While Kenya has recently issued an arrest warrant for Sudan’s President Omar al-Bashir, it is hardly reason for optimism that it will actually be carried out. This serves as a further reminder that international law, in its current state, is impotent to truly bring justice.
Wanted on the charges of crimes against humanity and possible genocide in Darfur, the International Criminal Court (ICC) issued an arrest warrant for Bashir. Discontent with the ruling, the African Union (AU) urged its members not to act on the warrant, arguing that the court was unjustly targeting African nations. As such, numerous ICC member states blatantly refused to arrest the Sudanese president on trips he made to their countries.
Further illustrating the systematic impotence of international law, the warrant is really only applicable if Bashir travels to ICC member states. As such, he has been careful not to make any official trips to member states declaring an intention to carry out the warrant. He has even canceled planned trips if this revelation came to light after official trips had been announced.
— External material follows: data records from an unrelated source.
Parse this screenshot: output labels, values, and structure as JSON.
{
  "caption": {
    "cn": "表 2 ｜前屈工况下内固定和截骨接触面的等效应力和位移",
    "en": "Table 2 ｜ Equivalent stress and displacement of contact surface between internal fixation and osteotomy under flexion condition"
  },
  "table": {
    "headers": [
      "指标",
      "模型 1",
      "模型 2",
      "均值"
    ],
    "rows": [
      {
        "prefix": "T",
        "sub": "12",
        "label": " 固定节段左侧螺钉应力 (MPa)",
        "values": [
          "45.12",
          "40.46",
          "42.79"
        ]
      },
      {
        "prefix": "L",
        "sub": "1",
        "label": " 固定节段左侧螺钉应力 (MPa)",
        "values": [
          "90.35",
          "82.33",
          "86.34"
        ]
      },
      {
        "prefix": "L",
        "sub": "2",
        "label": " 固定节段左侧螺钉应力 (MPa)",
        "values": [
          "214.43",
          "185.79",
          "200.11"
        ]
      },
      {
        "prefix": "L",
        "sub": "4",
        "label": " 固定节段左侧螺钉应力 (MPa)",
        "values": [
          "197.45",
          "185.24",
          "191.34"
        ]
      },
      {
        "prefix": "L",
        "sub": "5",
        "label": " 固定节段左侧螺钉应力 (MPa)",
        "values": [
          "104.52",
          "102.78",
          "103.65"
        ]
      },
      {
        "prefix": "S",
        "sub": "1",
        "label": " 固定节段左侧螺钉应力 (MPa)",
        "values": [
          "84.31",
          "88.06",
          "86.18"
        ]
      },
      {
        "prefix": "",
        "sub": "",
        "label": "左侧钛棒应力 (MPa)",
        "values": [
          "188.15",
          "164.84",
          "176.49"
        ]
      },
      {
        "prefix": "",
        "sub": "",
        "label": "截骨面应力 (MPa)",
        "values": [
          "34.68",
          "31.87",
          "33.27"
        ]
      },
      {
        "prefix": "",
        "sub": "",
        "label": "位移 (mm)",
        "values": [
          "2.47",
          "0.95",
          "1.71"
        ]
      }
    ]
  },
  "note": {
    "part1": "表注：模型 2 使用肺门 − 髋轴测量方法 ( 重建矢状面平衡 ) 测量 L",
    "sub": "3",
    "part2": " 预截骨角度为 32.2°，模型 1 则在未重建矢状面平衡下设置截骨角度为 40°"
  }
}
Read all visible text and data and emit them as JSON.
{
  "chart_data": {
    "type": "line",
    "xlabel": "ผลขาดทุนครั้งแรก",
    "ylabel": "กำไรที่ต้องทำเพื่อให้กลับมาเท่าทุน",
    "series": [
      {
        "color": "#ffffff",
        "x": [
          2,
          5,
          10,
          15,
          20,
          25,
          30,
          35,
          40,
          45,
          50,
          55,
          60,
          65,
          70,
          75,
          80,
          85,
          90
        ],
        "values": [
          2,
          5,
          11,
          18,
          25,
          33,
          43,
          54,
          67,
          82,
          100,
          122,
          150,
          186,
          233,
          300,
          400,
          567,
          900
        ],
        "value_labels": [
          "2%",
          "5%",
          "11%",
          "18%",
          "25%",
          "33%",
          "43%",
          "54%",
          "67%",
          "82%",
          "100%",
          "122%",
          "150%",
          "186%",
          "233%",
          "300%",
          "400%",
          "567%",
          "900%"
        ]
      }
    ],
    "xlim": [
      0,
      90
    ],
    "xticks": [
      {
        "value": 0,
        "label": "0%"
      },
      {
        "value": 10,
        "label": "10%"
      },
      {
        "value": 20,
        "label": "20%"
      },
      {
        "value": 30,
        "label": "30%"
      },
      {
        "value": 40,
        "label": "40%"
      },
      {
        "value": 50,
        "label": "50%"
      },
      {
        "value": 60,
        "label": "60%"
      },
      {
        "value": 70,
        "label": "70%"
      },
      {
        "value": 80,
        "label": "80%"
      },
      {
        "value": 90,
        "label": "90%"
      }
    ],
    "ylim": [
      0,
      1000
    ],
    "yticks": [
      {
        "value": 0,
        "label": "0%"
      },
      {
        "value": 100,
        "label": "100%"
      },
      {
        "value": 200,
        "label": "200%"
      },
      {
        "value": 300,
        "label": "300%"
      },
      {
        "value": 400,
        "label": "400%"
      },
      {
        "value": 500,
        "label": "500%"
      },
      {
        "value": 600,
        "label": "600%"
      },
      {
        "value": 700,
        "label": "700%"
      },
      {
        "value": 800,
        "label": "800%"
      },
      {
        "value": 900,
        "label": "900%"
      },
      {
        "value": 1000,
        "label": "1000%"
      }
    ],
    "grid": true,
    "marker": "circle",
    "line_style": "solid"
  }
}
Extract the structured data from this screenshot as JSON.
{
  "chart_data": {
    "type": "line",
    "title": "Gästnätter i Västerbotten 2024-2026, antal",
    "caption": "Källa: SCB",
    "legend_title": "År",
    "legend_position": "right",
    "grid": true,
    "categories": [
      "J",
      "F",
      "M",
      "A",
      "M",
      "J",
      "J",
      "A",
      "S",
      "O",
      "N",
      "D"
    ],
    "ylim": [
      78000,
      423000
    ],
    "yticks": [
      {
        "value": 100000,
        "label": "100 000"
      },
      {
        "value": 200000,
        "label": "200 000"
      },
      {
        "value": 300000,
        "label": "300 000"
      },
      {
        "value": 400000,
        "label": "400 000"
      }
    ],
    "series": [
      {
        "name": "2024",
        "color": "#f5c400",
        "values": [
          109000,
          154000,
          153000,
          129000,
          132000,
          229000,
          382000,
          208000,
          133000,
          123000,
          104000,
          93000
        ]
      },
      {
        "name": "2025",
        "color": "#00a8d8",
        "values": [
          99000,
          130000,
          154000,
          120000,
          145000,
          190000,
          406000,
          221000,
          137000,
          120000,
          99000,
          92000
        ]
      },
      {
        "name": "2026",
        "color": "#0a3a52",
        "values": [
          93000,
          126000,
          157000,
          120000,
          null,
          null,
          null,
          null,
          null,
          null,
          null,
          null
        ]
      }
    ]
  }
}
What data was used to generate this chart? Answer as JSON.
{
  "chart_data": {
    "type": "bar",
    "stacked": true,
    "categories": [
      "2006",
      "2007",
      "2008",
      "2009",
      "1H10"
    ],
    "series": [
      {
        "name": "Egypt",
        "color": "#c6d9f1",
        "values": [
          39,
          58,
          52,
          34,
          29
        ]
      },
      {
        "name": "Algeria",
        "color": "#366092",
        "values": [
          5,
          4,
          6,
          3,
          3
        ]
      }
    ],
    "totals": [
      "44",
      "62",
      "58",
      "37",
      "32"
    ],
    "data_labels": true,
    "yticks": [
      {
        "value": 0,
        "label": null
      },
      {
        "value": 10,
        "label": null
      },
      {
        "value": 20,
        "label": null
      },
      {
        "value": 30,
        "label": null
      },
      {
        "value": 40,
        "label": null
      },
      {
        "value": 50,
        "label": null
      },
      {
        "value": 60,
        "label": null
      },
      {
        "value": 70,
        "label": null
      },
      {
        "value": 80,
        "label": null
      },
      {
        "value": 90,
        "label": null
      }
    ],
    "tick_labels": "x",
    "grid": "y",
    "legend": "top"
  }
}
Kenya, in defiance of the ICC, refused to arrest Bashir on his recent trip to the country. In the wake of his visit, the supreme court of Kenya reneged the agreement with the AU and issued their own arrest warrant for the African leader. Angered by the decision, Bashir has recalled his ambassador to Kenya and expelled Kenya’s ambassador in Khartoum.
This is only heightening already existent tensions between the two nations. Since South Sudan’s independence, Kenya has supported the development of South Sudan’s economy and trading partners, helping South Sudan to bring oil to port in Kenya, bypassing Port Sudan (in Sudan), their traditional export location. This has served to further diminish Sudan’s income since the independence of South Sudan in July and exacerbated by a lengthy stalemate on export terms.
If international institutions, and their member states, are serious about the duties and goals they are tasked with, then serious reform is needed to allow them to be effective in their mandates. Enforcing sanctions or other penalties for member states who fail to adhere to institution decisions will not only prove that agencies such as the ICC are serious about their missions but will help to ensure compliance by member states.